Modern Formula 1 araçları hemen hemen jet uçakları ve sıradan yol otomobilleriyle oldukça benzer özellie sahipler. Aerodinami bu sporda kilit nokta ve takımlar bu alanda araştırma ve geliştirme çalışmaları için milyon dolarlar harcıyorlar.
Aerodinami tasarımcıları iki önemli konuya öncelik veriyorlar: downforce yaratılması, aracın lastiklerinin zorlanmasına yardımcı olmak ve viraj dönme kuvvetlerni geliştirmek için; diğeri ise turbulansa neden olabilecek ve aracın yavaşlamasına etki edecek drag etkisini en aza indirgemek.

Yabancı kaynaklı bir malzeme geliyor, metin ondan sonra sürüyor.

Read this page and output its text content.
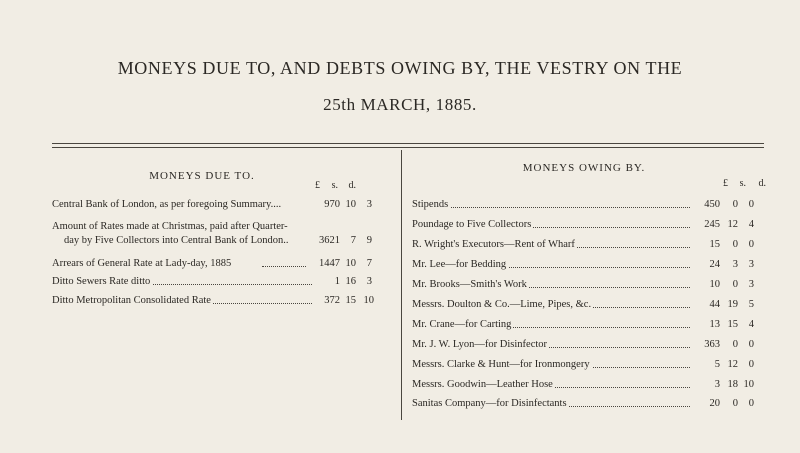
MONEYS DUE TO, AND DEBTS OWING BY, THE VESTRY ON THE
25th MARCH, 1885.
MONEYS DUE TO.
MONEYS OWING BY.
£	s.	d.	£	s.	d.
Central Bank of London, as per foregoing Summary....	970 10	3
Amount of Rates made at Christmas, paid after Quarter-
day by Five Collectors into Central Bank of London..	3621	7	9
Arrears of General Rate at Lady-day, 1885	1447 10	7
Ditto Sewers Rate ditto	1 16	3
Ditto Metropolitan Consolidated Rate	372 15 10
Stipends	450	0	0
Poundage to Five Collectors	245 12	4
R. Wright's Executors—Rent of Wharf	15	0	0
Mr. Lee—for Bedding	24	3	3
Mr. Brooks—Smith's Work	10	0	3
Messrs. Doulton & Co.—Lime, Pipes, &c.	44 19	5
Mr. Crane—for Carting	13 15	4
Mr. J. W. Lyon—for Disinfector	363	0	0
Messrs. Clarke & Hunt—for Ironmongery	5 12	0
Messrs. Goodwin—Leather Hose	3 18 10
Sanitas Company—for Disinfectants	20	0	0
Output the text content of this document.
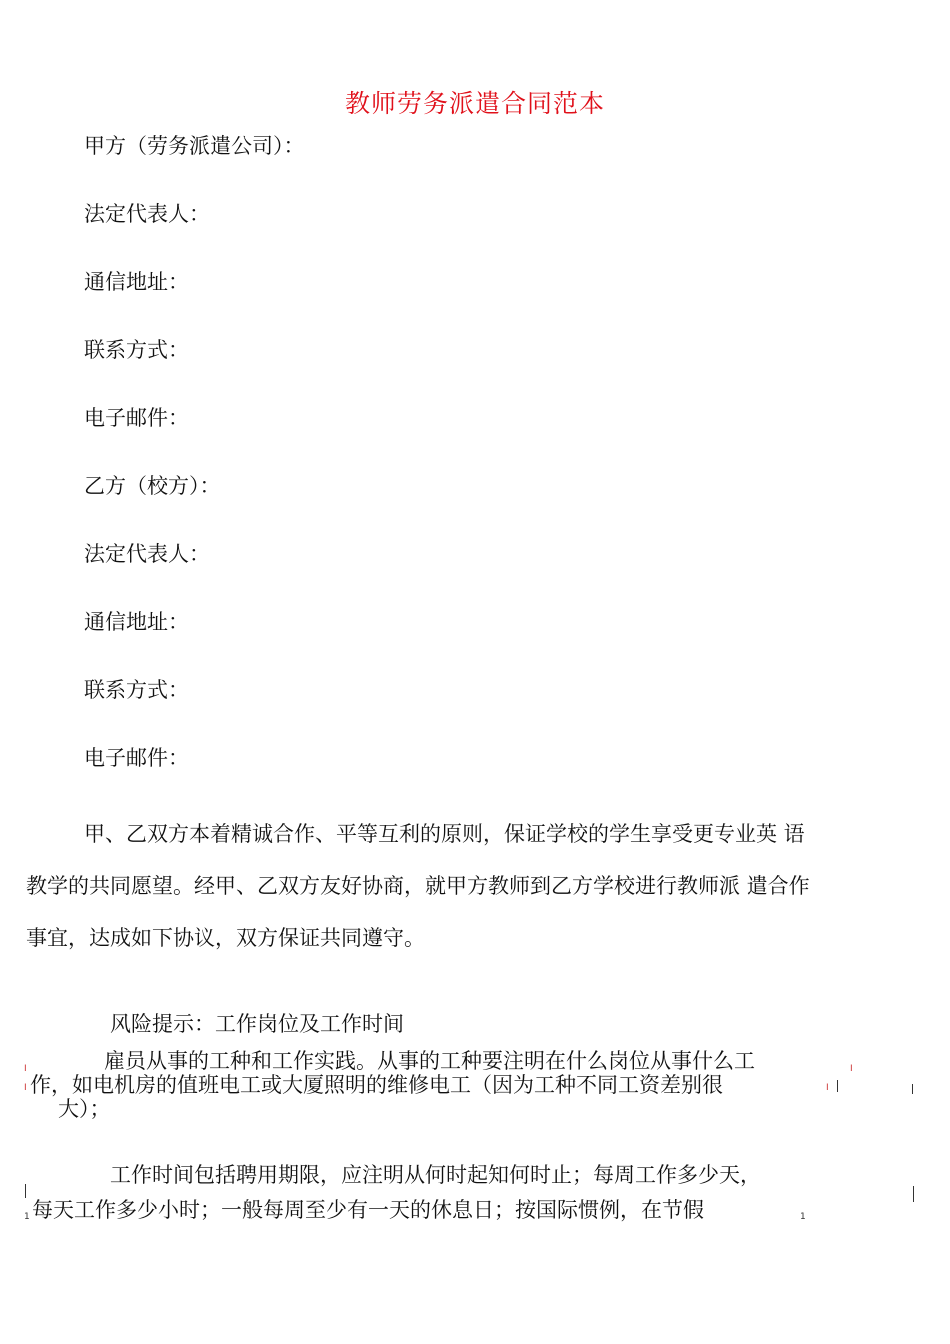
教师劳务派遣合同范本
甲方（劳务派遣公司）：
法定代表人：
通信地址：
联系方式：
电子邮件：
乙方（校方）：
法定代表人：
通信地址：
联系方式：
电子邮件：
甲、乙双方本着精诚合作、平等互利的原则，保证学校的学生享受更专业英 语
教学的共同愿望。经甲、乙双方友好协商，就甲方教师到乙方学校进行教师派 遣合作
事宜，达成如下协议，双方保证共同遵守。
风险提示：工作岗位及工作时间
I
I
I
I
雇员从事的工种和工作实践。从事的工种要注明在什么岗位从事什么工
作，如电机房的值班电工或大厦照明的维修电工（因为工种不同工资差别很
大）；
1	1
工作时间包括聘用期限，应注明从何时起知何时止；每周工作多少天，
每天工作多少小时；一般每周至少有一天的休息日；按国际惯例，在节假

Birçok takım 1960'ların sonlarında kullanılan ve şu anda iyi bilinen kanatları denemeye başladılar. Yarış araçlarının kanatları aslında tam anlamıyla uçak kanatları ile aynı prensipte çalışmaktalar sadece tersi şekilde. Kanadın iki yüzeyi üzerinde farklı hızlarda hava akımı oluşur (dış alanı üzerinde farklı mesafeler aldığı için) ve bu farklı basınçlar yaratır, fiziksel olarak bu Bernoulli Prensipi olarak bilinir. Bu basınç dengeyi ayarlama çalışır, kanatlar ise düşük basıncın olduğu yöne doğru hareket etmeye çalışır. Uçaklar kanatlarını, kaldırabilmek için kullanır, yarış araçları ise downforce üretmek için kullanır. Modern Formula 1 araçları 3.5 g kuvvetinde yanal dönme kuvveti (kendi ağırlığının 3.5 katı) meydana getirebilecek özelliğe sahip tabi bunu aerodinamik downforce'a borçlu. Bunun anlamı teorik olarak pilotlar yüksek hızda başaşağı aracı kullanabilirler.
Erken zamanlarla denenen hareet edebilen kanatlar bazı olağanüstü kazaların yaşanmasına sebebiyet verdi ve 1970 sezonundaki yönetmeliklerde kanatların bulunacakları yerleri ve boyutları hakkında kurallar yerini aldı. Günümüzde hala bu kurallar büyük ölçüde korunuyor.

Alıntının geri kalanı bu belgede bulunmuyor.